Marie-Josée D., Le Petit Quevilly, France


I have idiopathic pulmonary arterial hypertension. This is a condition where the pressure in my lungs is so great that it is destroying my heart. It is a terminal condition. Holidays are important to us as we want to create memories for the ones we leave behind, plus, of course, to enjoy ourselves.

My first disaster was when I travelled with Monarch. We have to pay on this airline the sum of one hundred pounds each way for a flight to any part of Europe. My oxygen failed, THREE times, in the end the steward bought me the small canister with a full face mask. The trouble is this delivers oxygen at twice the amount I required. Fortunately no damage was done. We sent a letter of complaint to the airline and they apologised and returned my fee for this service but the consequences could have been very serious.
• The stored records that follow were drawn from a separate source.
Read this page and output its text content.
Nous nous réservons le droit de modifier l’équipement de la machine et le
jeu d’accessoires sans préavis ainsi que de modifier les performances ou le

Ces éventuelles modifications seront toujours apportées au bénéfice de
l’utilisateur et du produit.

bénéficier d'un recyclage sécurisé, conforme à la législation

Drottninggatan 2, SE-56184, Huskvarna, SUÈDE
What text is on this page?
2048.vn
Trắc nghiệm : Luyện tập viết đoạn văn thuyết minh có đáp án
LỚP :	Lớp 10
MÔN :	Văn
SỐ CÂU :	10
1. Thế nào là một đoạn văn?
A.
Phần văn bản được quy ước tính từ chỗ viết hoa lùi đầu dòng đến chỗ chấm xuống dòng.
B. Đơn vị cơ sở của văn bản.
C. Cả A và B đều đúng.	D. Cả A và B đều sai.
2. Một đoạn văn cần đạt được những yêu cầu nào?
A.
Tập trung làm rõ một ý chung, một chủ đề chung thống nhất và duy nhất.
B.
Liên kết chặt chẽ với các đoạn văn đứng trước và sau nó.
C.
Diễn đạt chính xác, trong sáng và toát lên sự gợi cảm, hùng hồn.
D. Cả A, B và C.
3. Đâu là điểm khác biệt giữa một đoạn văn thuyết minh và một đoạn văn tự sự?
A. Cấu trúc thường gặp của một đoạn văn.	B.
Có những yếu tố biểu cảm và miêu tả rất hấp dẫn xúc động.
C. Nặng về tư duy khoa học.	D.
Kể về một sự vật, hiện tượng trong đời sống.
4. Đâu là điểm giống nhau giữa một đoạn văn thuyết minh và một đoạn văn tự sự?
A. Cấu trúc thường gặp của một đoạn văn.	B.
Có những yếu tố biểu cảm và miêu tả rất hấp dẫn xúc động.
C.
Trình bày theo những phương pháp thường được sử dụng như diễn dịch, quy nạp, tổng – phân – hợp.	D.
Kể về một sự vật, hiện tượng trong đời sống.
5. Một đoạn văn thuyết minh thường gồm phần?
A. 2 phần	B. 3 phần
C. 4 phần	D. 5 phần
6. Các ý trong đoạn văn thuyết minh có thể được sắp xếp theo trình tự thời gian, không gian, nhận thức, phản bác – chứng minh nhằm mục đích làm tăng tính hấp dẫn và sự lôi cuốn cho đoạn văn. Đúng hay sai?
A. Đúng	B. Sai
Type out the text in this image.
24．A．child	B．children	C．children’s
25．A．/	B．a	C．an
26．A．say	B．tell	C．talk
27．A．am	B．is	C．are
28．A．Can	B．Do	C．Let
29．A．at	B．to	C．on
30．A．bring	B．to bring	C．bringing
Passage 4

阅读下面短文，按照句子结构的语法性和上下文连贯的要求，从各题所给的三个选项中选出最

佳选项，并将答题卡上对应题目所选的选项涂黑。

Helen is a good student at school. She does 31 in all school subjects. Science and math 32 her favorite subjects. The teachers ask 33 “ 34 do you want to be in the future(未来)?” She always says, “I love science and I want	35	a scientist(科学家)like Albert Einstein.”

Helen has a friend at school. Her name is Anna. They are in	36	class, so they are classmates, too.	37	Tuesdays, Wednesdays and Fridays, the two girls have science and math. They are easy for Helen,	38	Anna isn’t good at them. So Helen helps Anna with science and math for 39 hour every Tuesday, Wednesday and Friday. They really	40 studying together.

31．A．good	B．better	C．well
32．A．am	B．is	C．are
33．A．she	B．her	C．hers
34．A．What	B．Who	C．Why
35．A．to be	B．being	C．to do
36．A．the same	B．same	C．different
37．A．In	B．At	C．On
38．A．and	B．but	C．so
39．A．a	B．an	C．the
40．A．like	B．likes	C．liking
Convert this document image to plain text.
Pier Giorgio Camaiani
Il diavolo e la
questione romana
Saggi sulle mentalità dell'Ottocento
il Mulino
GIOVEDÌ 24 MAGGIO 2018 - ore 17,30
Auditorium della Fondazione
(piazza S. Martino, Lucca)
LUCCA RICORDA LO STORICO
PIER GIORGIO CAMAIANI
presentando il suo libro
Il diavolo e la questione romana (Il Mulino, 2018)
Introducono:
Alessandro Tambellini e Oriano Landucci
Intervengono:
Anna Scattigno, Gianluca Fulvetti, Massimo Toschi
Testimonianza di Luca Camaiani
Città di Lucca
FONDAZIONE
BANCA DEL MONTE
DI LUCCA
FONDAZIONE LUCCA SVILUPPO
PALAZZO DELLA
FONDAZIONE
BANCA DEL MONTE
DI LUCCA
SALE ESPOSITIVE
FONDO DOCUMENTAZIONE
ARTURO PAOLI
My second story occurred when… the beginning of the flight was a bit bumpy so rightly so the stewardesses had to stay in their seats longer than I would have liked as I needed the oxygen fetching sooner rather than later. Eventually when they could leave their seats they were more concerned with selling lottery tickets than getting my oxygen, this even though my husband had specifically told them on getting seated that it was very important I receive the oxygen once above the level the airline would allow it. I was getting more and more distressed as we watched the stewardesses discussing lottery tickets and drinks. In the end my husband asked them to get oxygen. It was obvious they had forgotten and a stewardess was dispatched to the back of the plane to collect it. On her return she was alarmed when she saw my very red face. She connected the oxygen to the cannula and gave it to me and said it was all set up. She then asked if she should inform the crew of my condition as I looked so bad. I said no, I will be ok when I have enough oxygen. Three minutes later I was distressed as I could tell there was no oxygen and thought the bottle was empty. My husband looked and she had not even turned it on!

All in all the stewardesses need more training in using oxygen and the bottles MUST be checked properly as a faulty one for me could have had dire consequences.